A friend recently sent me a picture of her daughter wearing a T-shirt that made me laugh out loud. It said:
“Hang in there. It gets worse.”
It is the kind of humor that catches you off guard. A little dark. A little honest. The kind of joke that makes you laugh because there is a grain of truth inside it.
As a therapist, I appreciated it immediately.
Not because I believe life is doomed to get worse. But because humor like that often points to something we quietly know about being human. Life does not unfold in a straight line toward ease and clarity. It moves through challenges, losses, adjustments, and unexpected turns.
Sometimes things do get harder before they get better.
This is especially true in counseling.
Many people begin therapy hoping for relief. They want to feel less anxious, less stuck, less burdened by the things they have been carrying. That hope is very understandable. Relief is part of the process.
But something else often happens along the way.
As we begin to look more closely at our lives, we start to excavate things that have been sitting quietly beneath the surface. Old patterns. Unspoken grief. Relationship dynamics that have been shaping us for years without us realizing it.
When those things come into awareness, it can feel heavier for a while.
This does not mean therapy is making things worse. It often means we are finally looking honestly at what has been there all along.
I sometimes tell clients that insight can feel uncomfortable at first. When you begin to understand yourself more clearly, you also begin to see the places where things have hurt you or where you have been operating on autopilot. That awareness can be sobering.
But it is also the beginning of real change.
Humor, like that T-shirt, has a way of helping us tolerate these truths. It gives us a little bit of breathing room. It reminds us that the human experience is imperfect and complicated and sometimes absurd.
Embedded in the joke is another message.
The expectation is that we keep going.
We hang in there not because things will endlessly get worse, but because we understand that the path to something better often requires moving through difficulty rather than avoiding it.

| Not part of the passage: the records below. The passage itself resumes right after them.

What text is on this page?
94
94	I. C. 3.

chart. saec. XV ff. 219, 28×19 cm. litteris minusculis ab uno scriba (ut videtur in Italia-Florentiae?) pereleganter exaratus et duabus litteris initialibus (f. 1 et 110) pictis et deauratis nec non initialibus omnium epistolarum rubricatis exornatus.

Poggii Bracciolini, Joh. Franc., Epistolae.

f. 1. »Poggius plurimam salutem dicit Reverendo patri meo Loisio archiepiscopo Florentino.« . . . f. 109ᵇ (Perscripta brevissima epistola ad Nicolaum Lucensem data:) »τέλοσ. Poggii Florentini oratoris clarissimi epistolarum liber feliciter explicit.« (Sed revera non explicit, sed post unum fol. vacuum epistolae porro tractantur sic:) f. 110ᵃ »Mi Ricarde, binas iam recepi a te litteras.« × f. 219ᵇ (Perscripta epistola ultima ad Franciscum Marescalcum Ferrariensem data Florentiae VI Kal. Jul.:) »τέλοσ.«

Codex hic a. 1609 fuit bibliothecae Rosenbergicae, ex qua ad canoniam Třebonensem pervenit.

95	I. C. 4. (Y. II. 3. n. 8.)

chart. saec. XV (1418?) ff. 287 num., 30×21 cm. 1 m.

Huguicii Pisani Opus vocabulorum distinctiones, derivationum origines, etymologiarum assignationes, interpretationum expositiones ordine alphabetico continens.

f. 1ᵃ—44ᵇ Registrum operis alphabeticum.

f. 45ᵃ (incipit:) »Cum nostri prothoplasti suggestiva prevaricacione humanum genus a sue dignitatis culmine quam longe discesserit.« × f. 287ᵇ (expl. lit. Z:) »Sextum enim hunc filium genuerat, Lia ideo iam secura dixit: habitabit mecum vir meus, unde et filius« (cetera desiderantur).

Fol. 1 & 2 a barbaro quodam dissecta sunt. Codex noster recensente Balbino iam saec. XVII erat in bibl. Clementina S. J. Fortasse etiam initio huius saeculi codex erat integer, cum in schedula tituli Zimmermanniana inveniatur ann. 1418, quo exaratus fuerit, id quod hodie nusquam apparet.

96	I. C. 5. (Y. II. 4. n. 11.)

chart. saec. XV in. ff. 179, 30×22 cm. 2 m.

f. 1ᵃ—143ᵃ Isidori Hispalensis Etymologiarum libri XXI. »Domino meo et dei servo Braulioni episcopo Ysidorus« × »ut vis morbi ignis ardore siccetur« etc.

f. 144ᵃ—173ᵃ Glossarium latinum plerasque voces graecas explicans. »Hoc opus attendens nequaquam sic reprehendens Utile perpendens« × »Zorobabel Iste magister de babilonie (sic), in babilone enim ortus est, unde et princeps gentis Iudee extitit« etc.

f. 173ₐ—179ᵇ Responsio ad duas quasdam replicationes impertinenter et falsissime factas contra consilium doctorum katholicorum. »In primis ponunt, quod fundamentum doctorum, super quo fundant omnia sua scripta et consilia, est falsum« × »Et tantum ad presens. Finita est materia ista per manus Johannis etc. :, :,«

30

Growth rarely happens in comfort.
Think about any meaningful shift in life. Learning to set boundaries. Leaving a relationship that was not healthy. Facing grief after a loss. Making a decision that requires courage.

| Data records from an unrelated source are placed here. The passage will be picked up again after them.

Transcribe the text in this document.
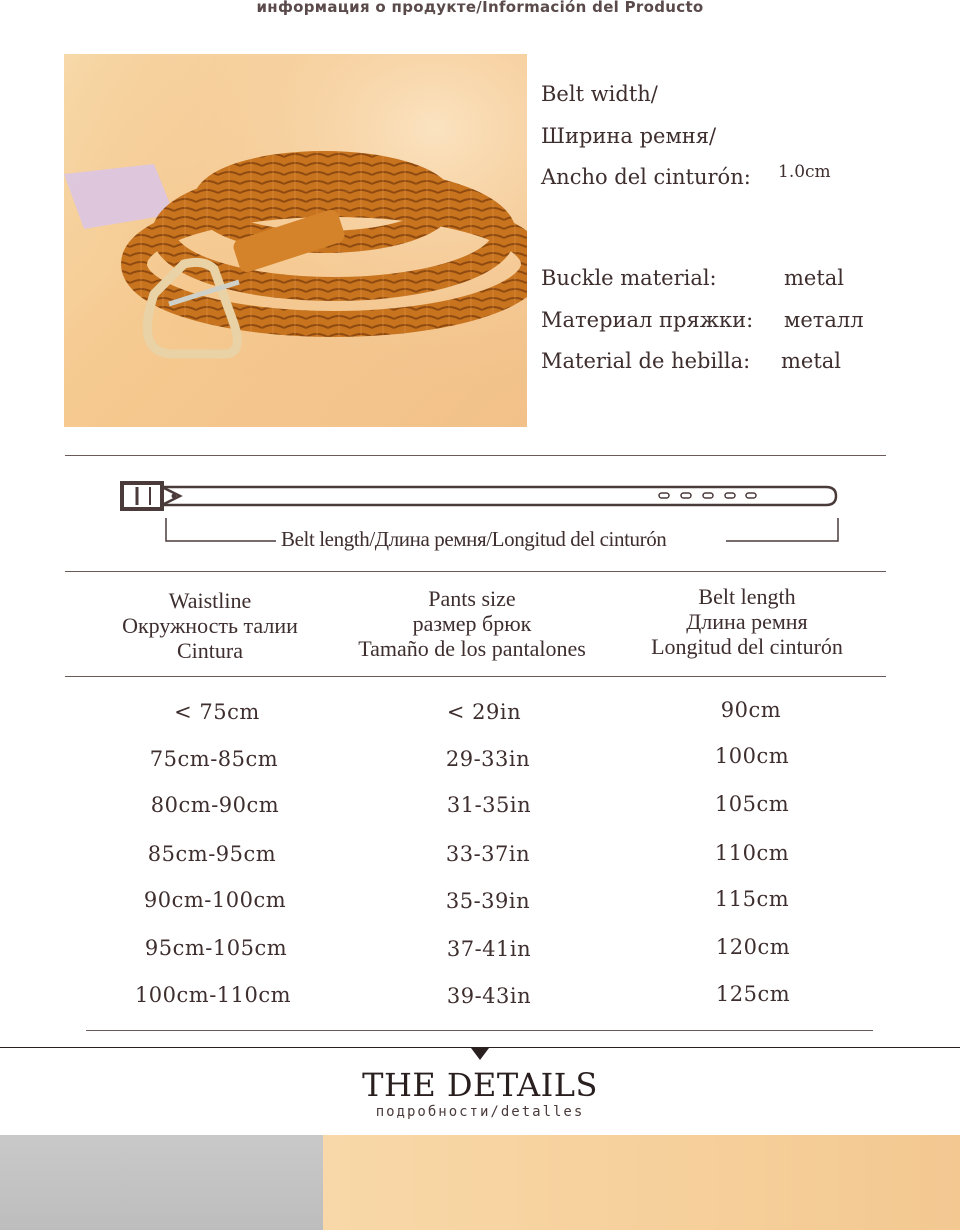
информация о продукте/Información del Producto
Belt width/
Ширина ремня/
Ancho del cinturón: 1.0cm
Buckle material:	metal
Материал пряжки: металл
Material de hebilla: metal
Belt length/Длина ремня/Longitud del cinturón
Waistline
Окружность талии
Cintura
Pants size
размер брюк
Tamaño de los pantalones
Belt length
Длина ремня
Longitud del cinturón
< 75cm	< 29in	90cm
75cm-85cm	29-33in	100cm
80cm-90cm	31-35in	105cm
85cm-95cm	33-37in	110cm
90cm-100cm	35-39in	115cm
95cm-105cm	37-41in	120cm
100cm-110cm	39-43in	125cm
THE DETAILS
подробности/detalles
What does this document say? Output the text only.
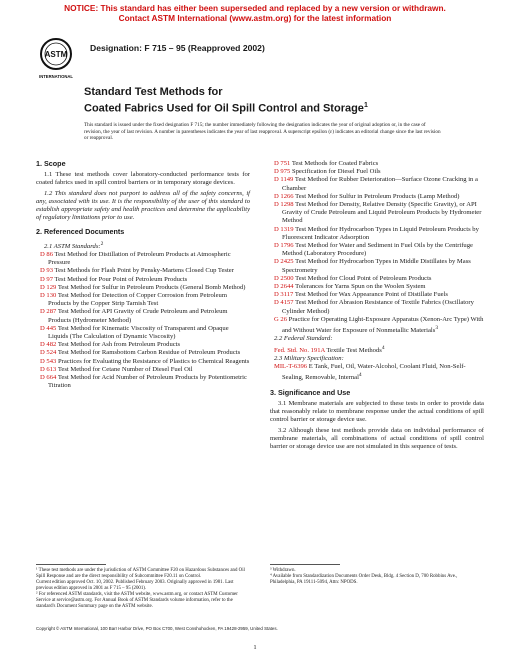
NOTICE: This standard has either been superseded and replaced by a new version or withdrawn.
Contact ASTM International (www.astm.org) for the latest information
ASTM
INTERNATIONAL
Designation: F 715 – 95 (Reapproved 2002)
Standard Test Methods for
Coated Fabrics Used for Oil Spill Control and Storage$^1$
This standard is issued under the fixed designation F 715; the number immediately following the designation indicates the year of original adoption or, in the case of revision, the year of last revision. A number in parentheses indicates the year of last reapproval. A superscript epsilon (ε) indicates an editorial change since the last revision or reapproval.
1. Scope

1.1 These test methods cover laboratory-conducted performance tests for coated fabrics used in spill control barriers or in temporary storage devices.

1.2 This standard does not purport to address all of the safety concerns, if any, associated with its use. It is the responsibility of the user of this standard to establish appropriate safety and health practices and determine the applicability of regulatory limitations prior to use.

2. Referenced Documents

2.1 ASTM Standards:$^2$

D 86 Test Method for Distillation of Petroleum Products at Atmospheric Pressure

D 93 Test Methods for Flash Point by Pensky-Martens Closed Cup Tester

D 97 Test Method for Pour Point of Petroleum Products

D 129 Test Method for Sulfur in Petroleum Products (General Bomb Method)

D 130 Test Method for Detection of Copper Corrosion from Petroleum Products by the Copper Strip Tarnish Test

D 287 Test Method for API Gravity of Crude Petroleum and Petroleum Products (Hydrometer Method)

D 445 Test Method for Kinematic Viscosity of Transparent and Opaque Liquids (The Calculation of Dynamic Viscosity)

D 482 Test Method for Ash from Petroleum Products

D 524 Test Method for Ramsbottom Carbon Residue of Petroleum Products

D 543 Practices for Evaluating the Resistance of Plastics to Chemical Reagents

D 613 Test Method for Cetane Number of Diesel Fuel Oil

D 664 Test Method for Acid Number of Petroleum Products by Potentiometric Titration

D 751 Test Methods for Coated Fabrics

D 975 Specification for Diesel Fuel Oils

D 1149 Test Method for Rubber Deterioration—Surface Ozone Cracking in a Chamber

D 1266 Test Method for Sulfur in Petroleum Products (Lamp Method)

D 1298 Test Method for Density, Relative Density (Specific Gravity), or API Gravity of Crude Petroleum and Liquid Petroleum Products by Hydrometer Method

D 1319 Test Method for Hydrocarbon Types in Liquid Petroleum Products by Fluorescent Indicator Adsorption

D 1796 Test Method for Water and Sediment in Fuel Oils by the Centrifuge Method (Laboratory Procedure)

D 2425 Test Method for Hydrocarbon Types in Middle Distillates by Mass Spectrometry

D 2500 Test Method for Cloud Point of Petroleum Products

D 2644 Tolerances for Yarns Spun on the Woolen System

D 3117 Test Method for Wax Appearance Point of Distillate Fuels

D 4157 Test Method for Abrasion Resistance of Textile Fabrics (Oscillatory Cylinder Method)

G 26 Practice for Operating Light-Exposure Apparatus (Xenon-Arc Type) With and Without Water for Exposure of Nonmetallic Materials$^3$

2.2 Federal Standard:

Fed. Std. No. 191A Textile Test Methods$^4$

2.3 Military Specification:

MIL-T-6396 E Tank, Fuel, Oil, Water-Alcohol, Coolant Fluid, Non-Self-Sealing, Removable, Internal$^4$

3. Significance and Use

3.1 Membrane materials are subjected to these tests in order to provide data that reasonably relate to membrane response under the actual conditions of spill control barrier or storage device use.

3.2 Although these test methods provide data on individual performance of membrane materials, all combinations of actual conditions of spill control barrier or storage device use are not simulated in this sequence of tests.

¹ These test methods are under the jurisdiction of ASTM Committee F20 on Hazardous Substances and Oil Spill Response and are the direct responsibility of Subcommittee F20.11 on Control.
Current edition approved Oct. 10, 2002. Published February 2003. Originally approved in 1981. Last previous edition approved in 2001 as F 715 – 95 (2001).
² For referenced ASTM standards, visit the ASTM website, www.astm.org, or contact ASTM Customer Service at service@astm.org. For Annual Book of ASTM Standards volume information, refer to the standard's Document Summary page on the ASTM website.
³ Withdrawn.
⁴ Available from Standardization Documents Order Desk, Bldg. 4 Section D, 700 Robbins Ave., Philadelphia, PA 19111-5094, Attn: NPODS.
Copyright © ASTM International, 100 Barr Harbor Drive, PO Box C700, West Conshohocken, PA 19428-2959, United States.
1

These moments are not easy while we are inside them.
They stretch us. They ask us to tolerate uncertainty. They ask us to feel things we might rather bypass.
And yet, these are often the moments that shape us most profoundly.
Over time, the challenges we move through begin to change how we experience the world. They deepen our empathy. They sharpen our understanding of ourselves. They help us recognize what truly matters.
We start to respond differently to situations that once overwhelmed us.
Not because life has stopped being difficult, but because we have grown in our capacity to meet it.
This is one of the quiet gifts of the human experience.
Life is not a single problem to solve and then everything becomes smooth. It is a series of seasons that ask different things of us. Each challenge leaves us a little more informed about who we are and how we want to move through the world.
And that is a good thing.
So when I saw that T-shirt, I smiled not only because it was funny, but because it captured something real. The path toward growth sometimes includes moments that feel heavier before they feel lighter.
If you find yourself in one of those seasons right now, it does not mean you are going backward. It often means you are in the middle of something meaningful.
Hang in there.
Not because it gets worse.
But because working through the hard parts is often how we find our way to the good ones.